Maurycy (Moritz) Moszkowski is better known though he has still slipped a little from the radar over the last fifty years. The booklet notes show an understandable irritation with the ‘handing over’ of several Polish composers to other countries because they went abroad to live. This happened in the case of Moszkowski who, though born in Poland in 1854, moved with his family to Dresden in 1865. Whether it is altogether justified to ‘claim’ a composer as Polish if he goes to live in Germany aged 11 is debateable. After all Mahler is described as an Austrian composer though he was already composing music prior to going to Vienna to study aged 15 from his native Bohemia. Bohemian and Moravian folk elements are evident throughout his output so the Czechs could feel equally peeved that they have ‘lost’ Mahler to Austria. There are many such examples. Moszkowski also exhibits a great debt to Chopin in his Kaleidoscop, a set of seven delightful miniatures which are charming and brilliant with flashes of invention at every turn.

Juliusz Zarębski who died tragically young aged only 31 is a loss still acutely felt in Poland among music-lovers who often wistfully speculate what might have been written by this wonderful composer. Incidentally he was born in what is now Western Ukraine and completed a six year course of study in two years at Vienna Conservatory, later continuing his studies in St Petersburg and Rome all of which some might argue hardly classifies him as Polish. However, such matters are unimportant as far as I’m concerned when the music is so captivating and lush, exhibiting flair and panache in spades, as it does in these Deux morceaux en forme de Mazurka. Once again Chopin is looking over Zarębski’s shoulder but time has moved on and a more ‘modern’ approach is in evidence forming a natural progression from the foundations Chopin laid down.

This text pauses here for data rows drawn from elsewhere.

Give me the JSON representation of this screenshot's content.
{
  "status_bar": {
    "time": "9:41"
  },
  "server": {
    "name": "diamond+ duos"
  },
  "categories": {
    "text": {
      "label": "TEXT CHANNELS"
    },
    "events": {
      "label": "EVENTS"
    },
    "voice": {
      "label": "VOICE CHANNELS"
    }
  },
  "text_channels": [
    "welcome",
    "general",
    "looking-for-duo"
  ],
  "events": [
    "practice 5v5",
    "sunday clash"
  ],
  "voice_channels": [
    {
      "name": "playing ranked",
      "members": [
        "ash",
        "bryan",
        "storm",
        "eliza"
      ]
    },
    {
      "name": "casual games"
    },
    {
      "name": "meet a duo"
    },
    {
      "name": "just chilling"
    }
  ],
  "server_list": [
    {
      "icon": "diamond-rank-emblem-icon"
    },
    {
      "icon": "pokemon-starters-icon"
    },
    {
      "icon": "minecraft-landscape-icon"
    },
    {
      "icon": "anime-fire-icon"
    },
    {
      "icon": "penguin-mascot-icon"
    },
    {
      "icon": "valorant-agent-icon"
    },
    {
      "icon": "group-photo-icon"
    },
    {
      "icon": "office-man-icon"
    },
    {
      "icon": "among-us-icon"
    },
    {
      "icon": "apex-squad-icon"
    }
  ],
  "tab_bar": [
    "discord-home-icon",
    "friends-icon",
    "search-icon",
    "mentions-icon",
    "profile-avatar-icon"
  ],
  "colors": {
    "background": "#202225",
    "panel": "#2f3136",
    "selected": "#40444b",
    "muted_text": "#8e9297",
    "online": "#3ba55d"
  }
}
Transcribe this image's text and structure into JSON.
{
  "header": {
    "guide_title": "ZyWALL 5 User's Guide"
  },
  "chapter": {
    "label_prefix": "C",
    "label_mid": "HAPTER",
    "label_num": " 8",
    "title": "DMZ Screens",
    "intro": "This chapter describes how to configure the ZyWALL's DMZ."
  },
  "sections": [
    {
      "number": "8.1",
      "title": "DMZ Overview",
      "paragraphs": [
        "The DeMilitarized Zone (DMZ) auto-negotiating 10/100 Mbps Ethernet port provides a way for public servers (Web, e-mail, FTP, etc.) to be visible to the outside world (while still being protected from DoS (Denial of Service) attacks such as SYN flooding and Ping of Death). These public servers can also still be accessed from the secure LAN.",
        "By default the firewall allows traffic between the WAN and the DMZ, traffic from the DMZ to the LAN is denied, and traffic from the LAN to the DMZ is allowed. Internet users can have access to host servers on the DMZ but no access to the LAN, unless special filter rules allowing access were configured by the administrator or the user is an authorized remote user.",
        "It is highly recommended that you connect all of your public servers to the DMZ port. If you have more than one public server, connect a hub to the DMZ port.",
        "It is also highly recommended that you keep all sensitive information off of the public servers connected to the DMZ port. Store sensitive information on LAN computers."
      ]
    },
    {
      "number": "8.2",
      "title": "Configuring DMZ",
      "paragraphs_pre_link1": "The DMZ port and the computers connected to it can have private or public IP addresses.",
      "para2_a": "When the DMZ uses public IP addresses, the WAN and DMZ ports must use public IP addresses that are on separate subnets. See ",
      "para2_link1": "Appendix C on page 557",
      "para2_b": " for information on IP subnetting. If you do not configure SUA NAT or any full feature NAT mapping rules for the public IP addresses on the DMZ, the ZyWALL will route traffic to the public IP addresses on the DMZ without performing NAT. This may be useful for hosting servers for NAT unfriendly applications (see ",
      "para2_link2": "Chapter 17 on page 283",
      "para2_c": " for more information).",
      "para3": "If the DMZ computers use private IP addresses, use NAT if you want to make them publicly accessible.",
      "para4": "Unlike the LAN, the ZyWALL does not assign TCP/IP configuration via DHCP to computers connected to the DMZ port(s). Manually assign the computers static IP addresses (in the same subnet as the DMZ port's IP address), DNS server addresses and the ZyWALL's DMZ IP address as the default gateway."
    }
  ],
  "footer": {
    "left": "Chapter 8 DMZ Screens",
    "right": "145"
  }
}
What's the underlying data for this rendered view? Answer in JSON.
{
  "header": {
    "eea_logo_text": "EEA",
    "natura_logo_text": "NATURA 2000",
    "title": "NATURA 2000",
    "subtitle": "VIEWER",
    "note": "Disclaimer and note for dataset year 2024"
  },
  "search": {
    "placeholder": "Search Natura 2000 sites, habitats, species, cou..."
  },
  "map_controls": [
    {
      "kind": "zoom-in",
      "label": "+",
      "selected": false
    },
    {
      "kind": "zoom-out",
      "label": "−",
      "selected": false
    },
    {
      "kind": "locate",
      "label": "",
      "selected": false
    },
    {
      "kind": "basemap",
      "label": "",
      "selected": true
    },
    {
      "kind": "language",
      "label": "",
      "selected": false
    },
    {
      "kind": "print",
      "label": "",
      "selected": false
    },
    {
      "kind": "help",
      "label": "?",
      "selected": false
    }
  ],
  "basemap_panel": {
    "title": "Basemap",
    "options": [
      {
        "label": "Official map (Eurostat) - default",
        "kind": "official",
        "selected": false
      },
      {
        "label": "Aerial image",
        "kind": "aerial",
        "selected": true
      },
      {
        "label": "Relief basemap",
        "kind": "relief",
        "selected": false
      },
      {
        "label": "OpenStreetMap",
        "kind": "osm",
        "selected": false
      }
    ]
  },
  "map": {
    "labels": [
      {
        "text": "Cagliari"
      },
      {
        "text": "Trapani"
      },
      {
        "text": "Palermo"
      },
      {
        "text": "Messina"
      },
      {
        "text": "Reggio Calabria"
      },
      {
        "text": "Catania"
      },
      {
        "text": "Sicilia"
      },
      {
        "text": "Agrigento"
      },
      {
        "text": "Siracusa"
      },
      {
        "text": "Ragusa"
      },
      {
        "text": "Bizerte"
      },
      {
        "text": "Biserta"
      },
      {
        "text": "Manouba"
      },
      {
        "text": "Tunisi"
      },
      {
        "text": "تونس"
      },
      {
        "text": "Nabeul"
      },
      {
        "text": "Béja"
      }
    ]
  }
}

The disc is completed by music from the most recent composer featured; Roman Palester whose Sonatina for fortepiano was composed in 1940. We are now in a completely different world with the influences of such composers as Stravinsky, Hindemith and Bartók coming through in a work that taxes the two pianists whose parts are treated equally. It certainly encourages further exploration of the composer’s oeuvre. Brilliant and virtuosic this work makes a flourishing finish to a thoroughly enjoyable disc. The two pianists are at the very top of their game producing thrilling performances. I have only one gripe which is that at under 50 minutes the disc is short by today’s standards. It’s not as if there are not plenty more works by Polish composers for four hands since Moszkowski’s works for them alone runs to 3 CDs (see Moszkowski: Complete Music for Four Hands: Brilliant Classics 94835). We can justifiably ask for more from Dux and played by this brilliant piano duo.